Deux équipes de scientifiques au Royaume-Uni et en Israël ont annoncé en juin 2023 avoir cultivé des modèles embryonnairesà un stade plus avancé que jamais, qui correspondrait au stade d’un embryon naturel à 14 jours après la fécondation. A peine un mois plus tard, d’autres chercheurs présentaient dans la revue Cell leurs propres modèles embryonnaires qui répliquent la gastrulation humaine (entre 17 et 21 jours post-fécondation), ajoutant ainsi quelques jours à la limite scientifique.
C’est une véritable course au développement de ces structures cellulaires atypiques, qui se déroule depuis quelques années. Aussi, en moins d’un an, les études sont passées des modèles embryonnaires d’animaux aux modèles embryonnaires humains.
La Société internationale pour la recherche sur les cellules souches (ISSCR) a tenu à rassurer l’opinion publique dans un communiqué du 26 juin. Ces « structures tridimensionnelles organisées » peuvent certes « reproduire certains aspects des premiers stades de développement des embryons humains », mais elles « ne peuvent pas se développer et ne se développeront pas jusqu’à l’équivalent du stade postnatal chez l’homme », soutient l’ISSCR. Dans ses lignes directrices, la Société internationale interdit le transfert des modèles embryonnaires dans l’utérus d’un être humain ou d’un animal.
Intérêt des recherches
Ces structures cellulaires s’assemblent à partir de cellules souches humaines ou animales : des cellules souches embryonnaires ou des cellules somatiques (ex : de peau) reprogrammées en cellules souches. Le résultat n’est donc pas issu d’une fusion de gamètes. Récemment, les chercheurs sont parvenus à cultiver des modèles embryonnaires dits « intégrés », c’est-à-dire comprenant des cellules souches embryonnaires et des cellules souches extra-embryonnaires.
Publiée par deux chercheurs de l'Université de Michigan et du Vienna BioCenter, une fiche synthétique sur les modèles embryonnaires expose notamment les applications biomédicales que les scientifiques ont en vue :
- Traitement de l’infertilité
- Amélioration de la fécondation in vitro
- Développement de contraceptifs plus efficaces en diminuant les effets secondaires
- Compréhension des mécanismes derrière les développements anormaux pendant les premières semaines de grossesse, causés par ex. par l’usage d’alcool et de drogues
- Genèse et régénérescence d’organes dans un environnement comparable à celui de l’embryon
Regard éthique
Ces modèles embryonnaires développés en très grand nombre à partir de cellules souches, évitent aux chercheurs de recourir aux embryons humains souvent peu disponibles (voire interdits d’utilisation dans certains pays) au stade précoce qui les intéresse. C’est du moins l’un des avantages avancés par la communauté scientifique. Il faut cependant rappeler que l’obtention des cellules souches embryonnaires utilisées pour ces recherches a elle-même impliqué la destruction d’un certain nombre d’embryons.
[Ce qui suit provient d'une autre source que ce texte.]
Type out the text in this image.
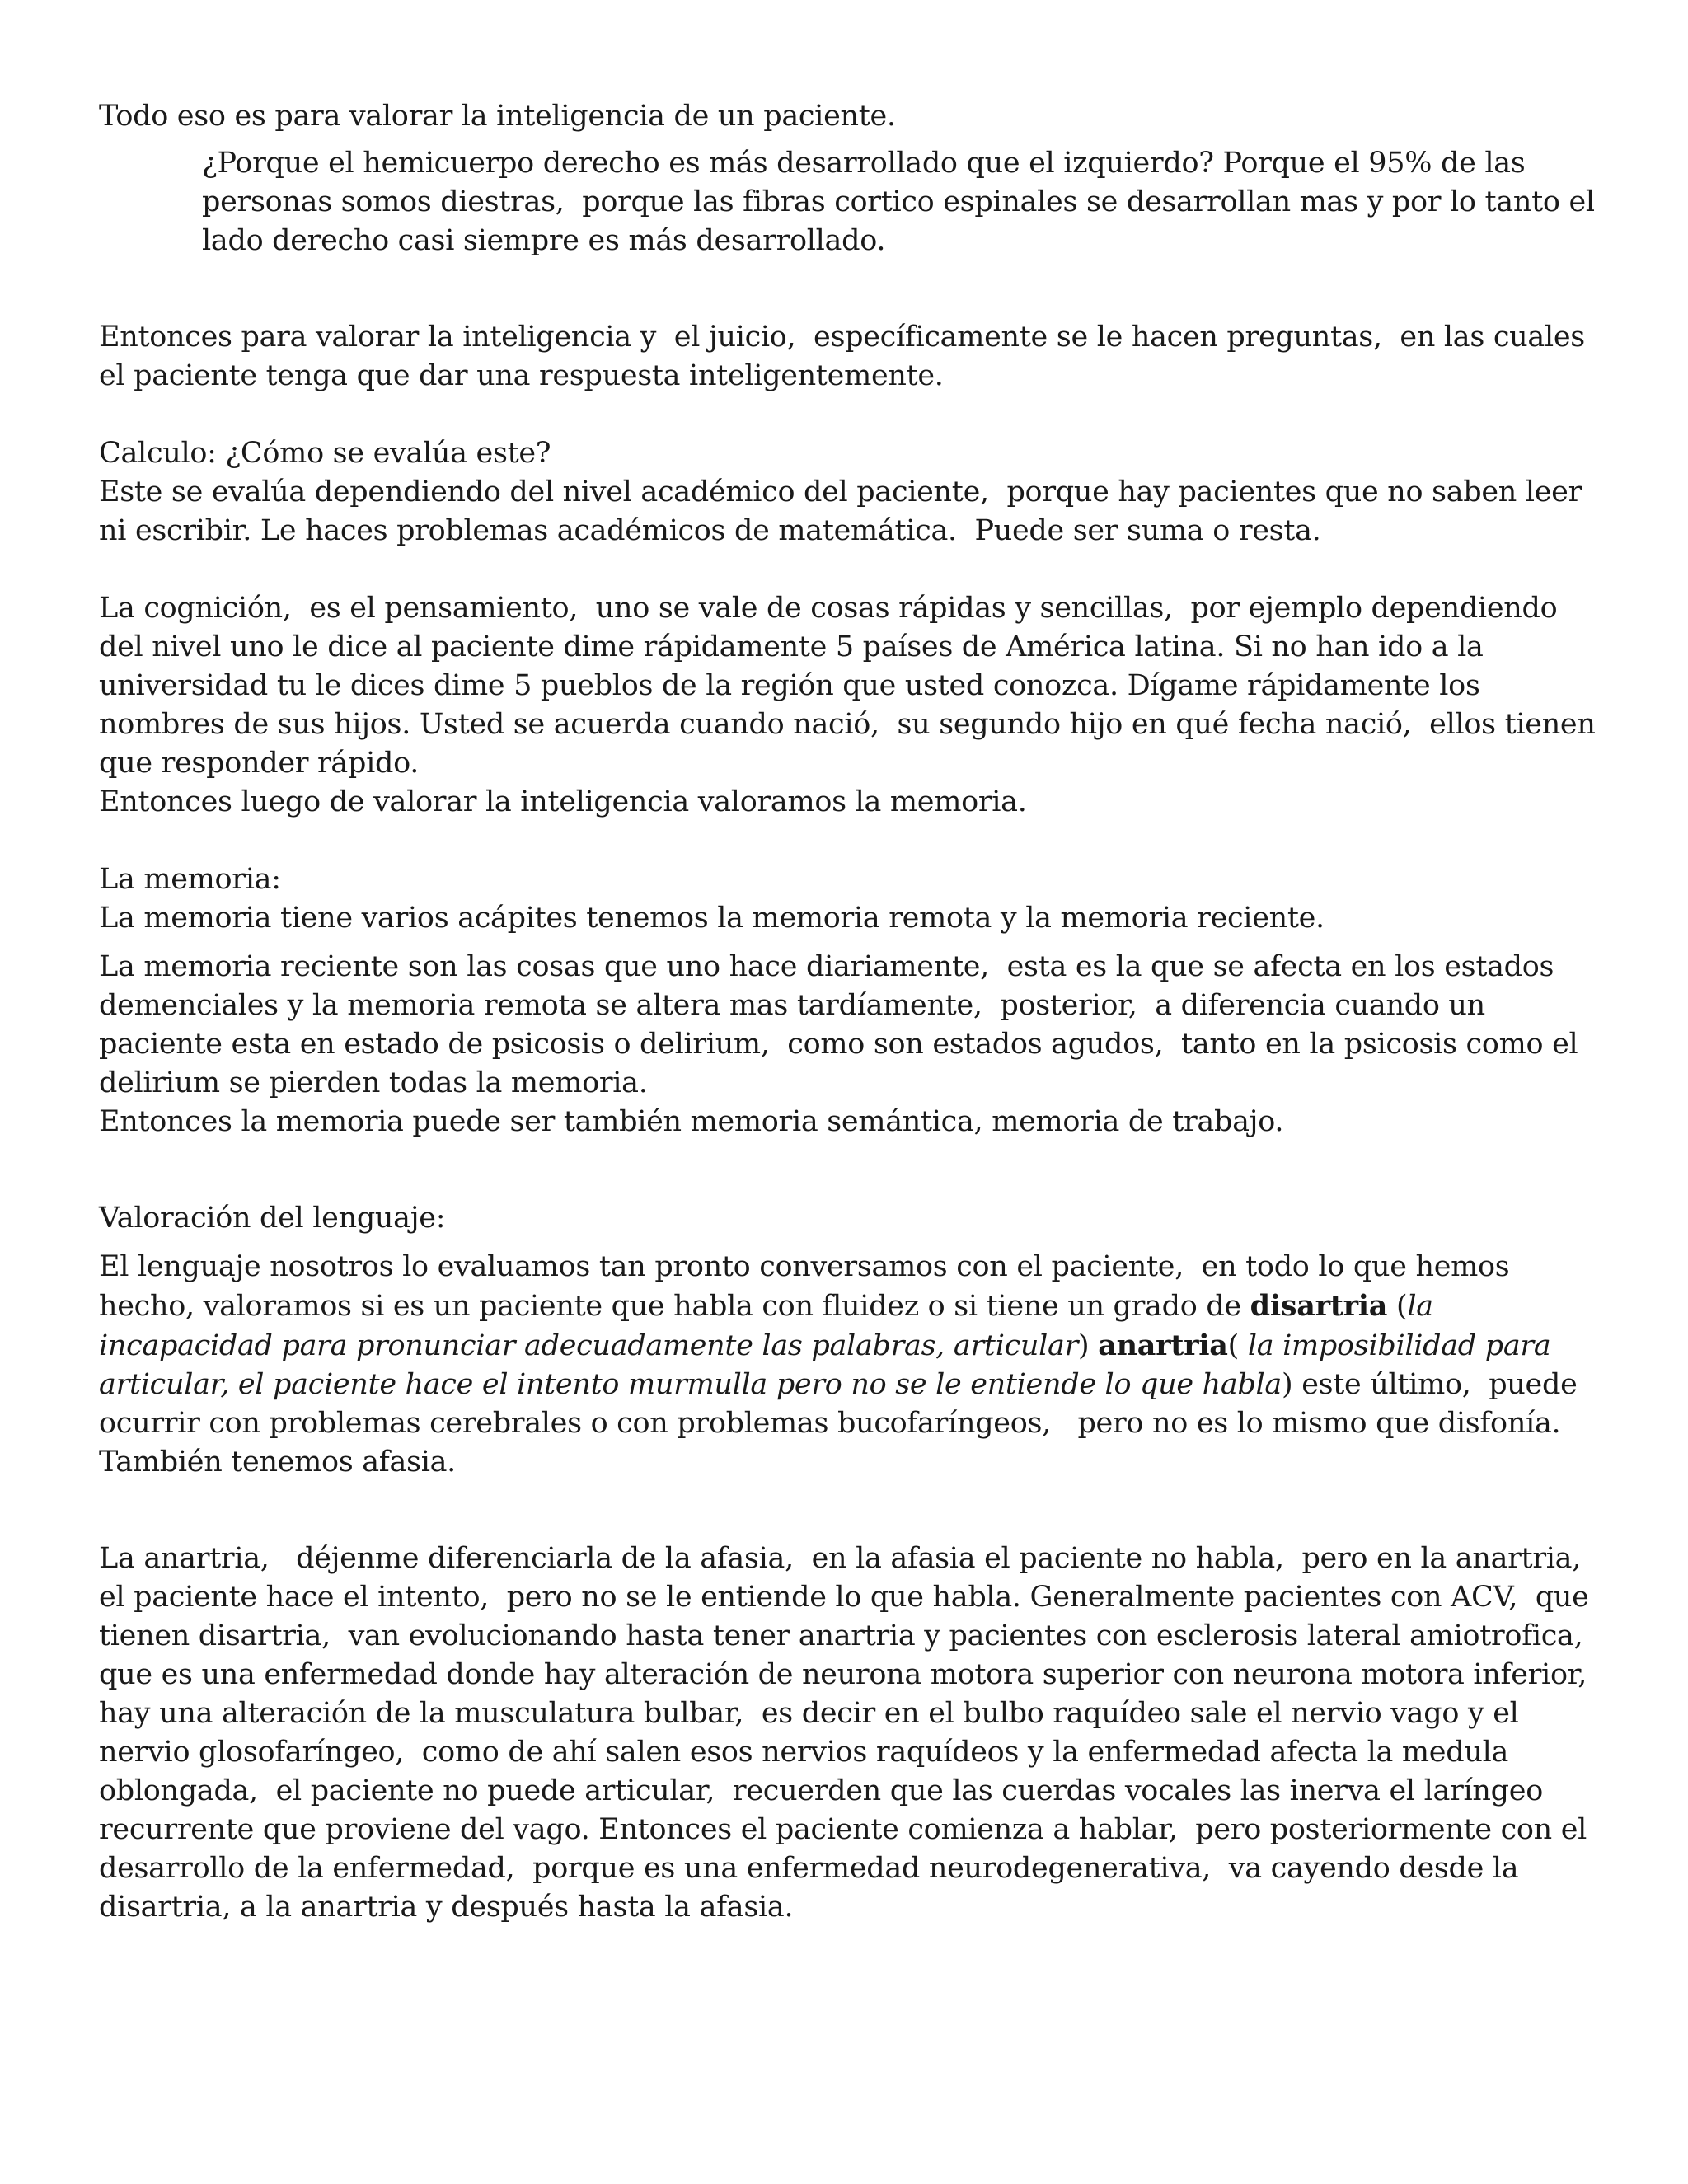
Todo eso es para valorar la inteligencia de un paciente.

¿Porque el hemicuerpo derecho es más desarrollado que el izquierdo? Porque el 95% de las personas somos diestras,  porque las fibras cortico espinales se desarrollan mas y por lo tanto el lado derecho casi siempre es más desarrollado.

Entonces para valorar la inteligencia y  el juicio,  específicamente se le hacen preguntas,  en las cuales el paciente tenga que dar una respuesta inteligentemente.

Calculo: ¿Cómo se evalúa este?

Este se evalúa dependiendo del nivel académico del paciente,  porque hay pacientes que no saben leer ni escribir. Le haces problemas académicos de matemática.  Puede ser suma o resta.

La cognición,  es el pensamiento,  uno se vale de cosas rápidas y sencillas,  por ejemplo dependiendo del nivel uno le dice al paciente dime rápidamente 5 países de América latina. Si no han ido a la universidad tu le dices dime 5 pueblos de la región que usted conozca. Dígame rápidamente los nombres de sus hijos. Usted se acuerda cuando nació,  su segundo hijo en qué fecha nació,  ellos tienen que responder rápido.

Entonces luego de valorar la inteligencia valoramos la memoria.

La memoria:

La memoria tiene varios acápites tenemos la memoria remota y la memoria reciente.

La memoria reciente son las cosas que uno hace diariamente,  esta es la que se afecta en los estados demenciales y la memoria remota se altera mas tardíamente,  posterior,  a diferencia cuando un paciente esta en estado de psicosis o delirium,  como son estados agudos,  tanto en la psicosis como el delirium se pierden todas la memoria.

Entonces la memoria puede ser también memoria semántica, memoria de trabajo.

Valoración del lenguaje:

El lenguaje nosotros lo evaluamos tan pronto conversamos con el paciente,  en todo lo que hemos hecho, valoramos si es un paciente que habla con fluidez o si tiene un grado de disartria (la incapacidad para pronunciar adecuadamente las palabras, articular) anartria( la imposibilidad para articular, el paciente hace el intento murmulla pero no se le entiende lo que habla) este último,  puede ocurrir con problemas cerebrales o con problemas bucofaríngeos,   pero no es lo mismo que disfonía. También tenemos afasia.

La anartria,   déjenme diferenciarla de la afasia,  en la afasia el paciente no habla,  pero en la anartria,  el paciente hace el intento,  pero no se le entiende lo que habla. Generalmente pacientes con ACV,  que tienen disartria,  van evolucionando hasta tener anartria y pacientes con esclerosis lateral amiotrofica, que es una enfermedad donde hay alteración de neurona motora superior con neurona motora inferior, hay una alteración de la musculatura bulbar,  es decir en el bulbo raquídeo sale el nervio vago y el nervio glosofaríngeo,  como de ahí salen esos nervios raquídeos y la enfermedad afecta la medula oblongada,  el paciente no puede articular,  recuerden que las cuerdas vocales las inerva el laríngeo recurrente que proviene del vago. Entonces el paciente comienza a hablar,  pero posteriormente con el desarrollo de la enfermedad,  porque es una enfermedad neurodegenerativa,  va cayendo desde la disartria, a la anartria y después hasta la afasia.
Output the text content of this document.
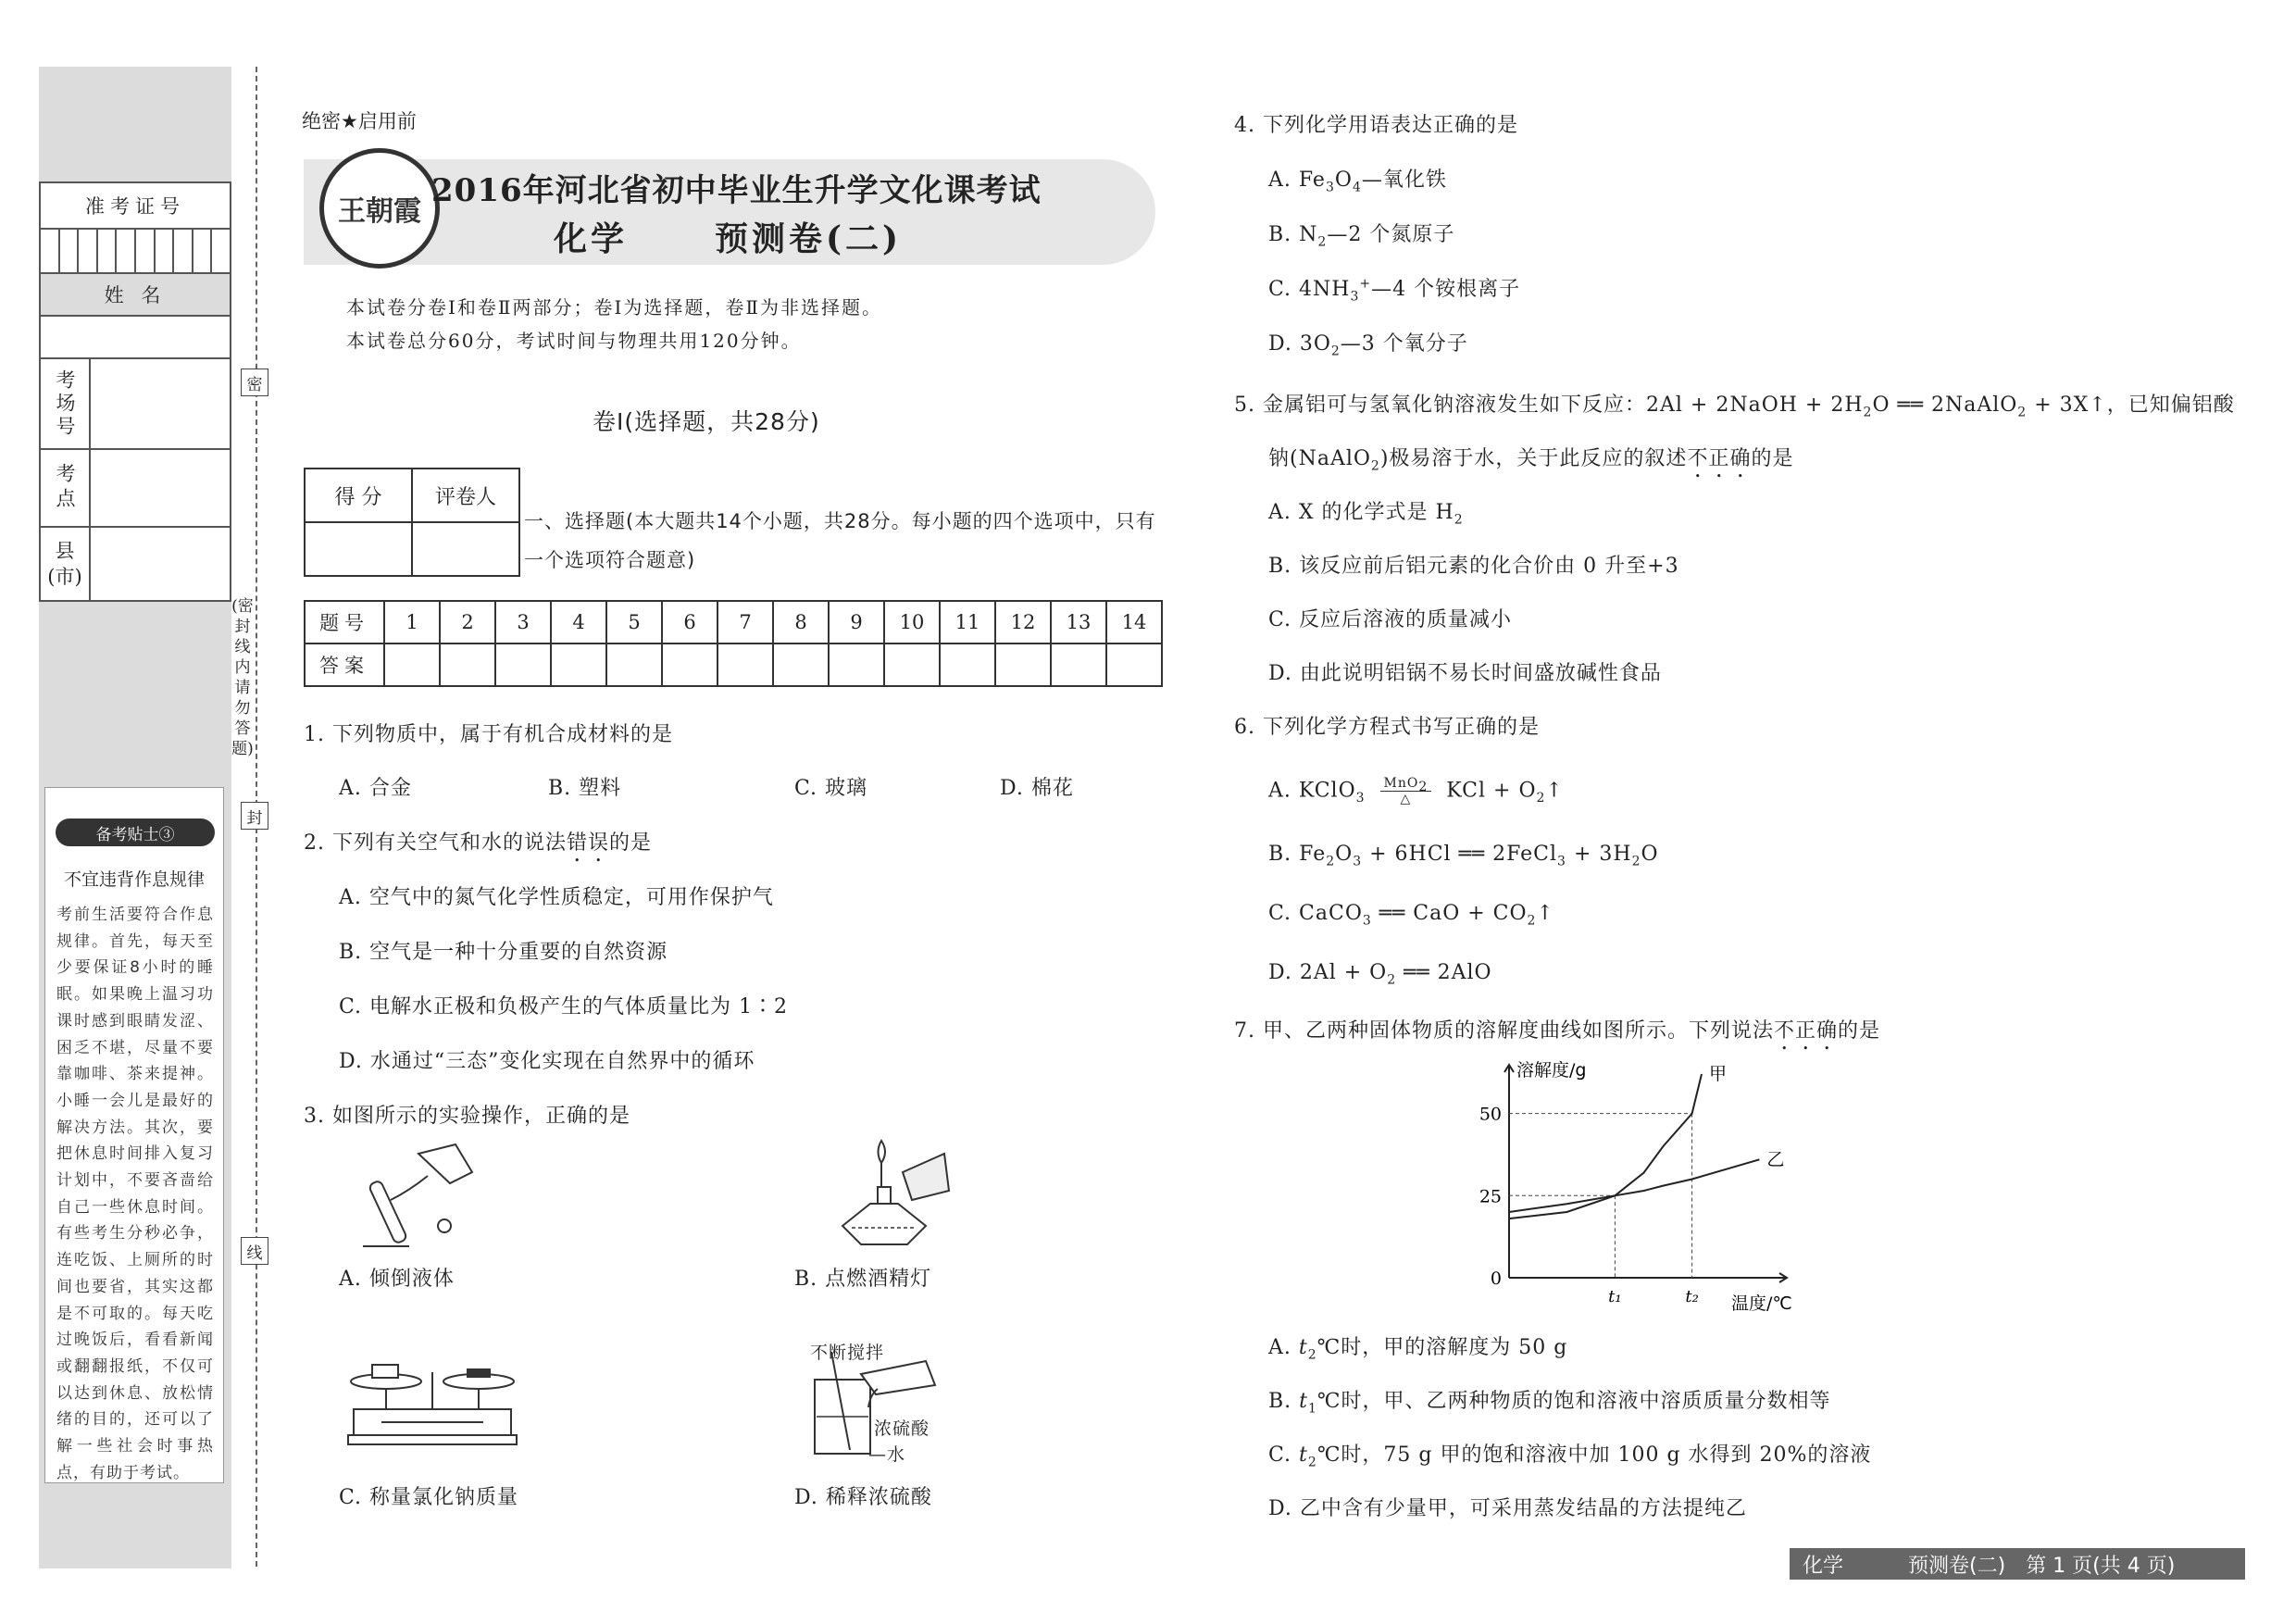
准考证号
姓 名
考场号
考点
县(市)
不宜违背作息规律
考前生活要符合作息规律。首先，每天至少要保证8小时的睡眠。如果晚上温习功课时感到眼睛发涩、困乏不堪，尽量不要靠咖啡、茶来提神。小睡一会儿是最好的解决方法。其次，要把休息时间排入复习计划中，不要吝啬给自己一些休息时间。有些考生分秒必争，连吃饭、上厕所的时间也要省，其实这都是不可取的。每天吃过晚饭后，看看新闻或翻翻报纸，不仅可以达到休息、放松情绪的目的，还可以了解一些社会时事热点，有助于考试。
备考贴士③
密
封
线
(密封线内请勿答题)
绝密★启用前
王朝霞
2016年河北省初中毕业生升学文化课考试
化学	预测卷(二)
本试卷分卷Ⅰ和卷Ⅱ两部分；卷Ⅰ为选择题，卷Ⅱ为非选择题。
本试卷总分60分，考试时间与物理共用120分钟。
卷Ⅰ(选择题，共28分)
得 分	评卷人

一、选择题(本大题共14个小题，共28分。每小题的四个选项中，只有一个选项符合题意)
题号	1	2	3	4	5	6	7	8	9	10	11	12	13	14
答案														
1. 下列物质中，属于有机合成材料的是
A. 合金	B. 塑料	C. 玻璃	D. 棉花
2. 下列有关空气和水的说法错误的是
A. 空气中的氮气化学性质稳定，可用作保护气
B. 空气是一种十分重要的自然资源
C. 电解水正极和负极产生的气体质量比为 1∶2
D. 水通过“三态”变化实现在自然界中的循环
3. 如图所示的实验操作，正确的是
A. 倾倒液体	B. 点燃酒精灯
不断搅拌
浓硫酸
—水
C. 称量氯化钠质量	D. 稀释浓硫酸
4. 下列化学用语表达正确的是
A. $Fe_3O_4—$氧化铁
B. $N_2—2$ 个氮原子
C. $4NH_3^+—4$ 个铵根离子
D. $3O_2—3$ 个氧分子
5. 金属铝可与氢氧化钠溶液发生如下反应：2Al + 2NaOH + $2H_2O$ ══ 2NaAlO$_2$ + 3X↑，已知偏铝酸
钠(NaAlO$_2$)极易溶于水，关于此反应的叙述不正确的是
A. X 的化学式是 $H_2$
B. 该反应前后铝元素的化合价由 0 升至+3
C. 反应后溶液的质量减小
D. 由此说明铝锅不易长时间盛放碱性食品
6. 下列化学方程式书写正确的是
A. KClO$_3$
MnO$_2$
△	KCl + $O_2↑$
B. $Fe_2O_3 + 6HCl$ ══ 2FeCl$_3$ + $3H_2O$
C. CaCO$_3$ ══ CaO + $CO_2↑$
D. $2Al + O_2$ ══ 2AlO
7. 甲、乙两种固体物质的溶解度曲线如图所示。下列说法不正确的是
甲
乙
0
25
50
t₁	t₂
溶解度/g
温度/℃
A. $t_2℃$时，甲的溶解度为 50 g
B. $t_1℃$时，甲、乙两种物质的饱和溶液中溶质质量分数相等
C. $t_2℃$时，75 g 甲的饱和溶液中加 100 g 水得到 20%的溶液
D. 乙中含有少量甲，可采用蒸发结晶的方法提纯乙
化学	预测卷(二) 第 1 页(共 4 页)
En vertu d’un principe encore bien établi dans la plupart des pays - et malgré la recommandation de l’ISCCR d’assouplir la règle, les chercheurs n’ont pas le droit de cultiver des embryons humains in vitro au-delà de 14 jours. Dans la plupart des pays, les modèles embryonnaires échappent à cette limite et à tout cadre légal, précisément parce que ce ne sont pas des embryons humains. Les chercheurs espèrent ainsi pouvoir en apprendre davantage sur la période entre 14 et 28 jours après la fécondation, qui pour l’instant leur reste inaccessible.
Amas de cellules sans réel rapport avec l’organisation embryonnaire, ou similitude troublante avec l’embryon naturel ? Comme le pointe Robin Lovell-Badge, responsable de la biologie cellulaire au Francis Crick Institute, « si l’intention est que ces modèles ressemblent beaucoup à des embryons normaux, alors, d’une certaine manière, ils devraient être traités de la même façon ».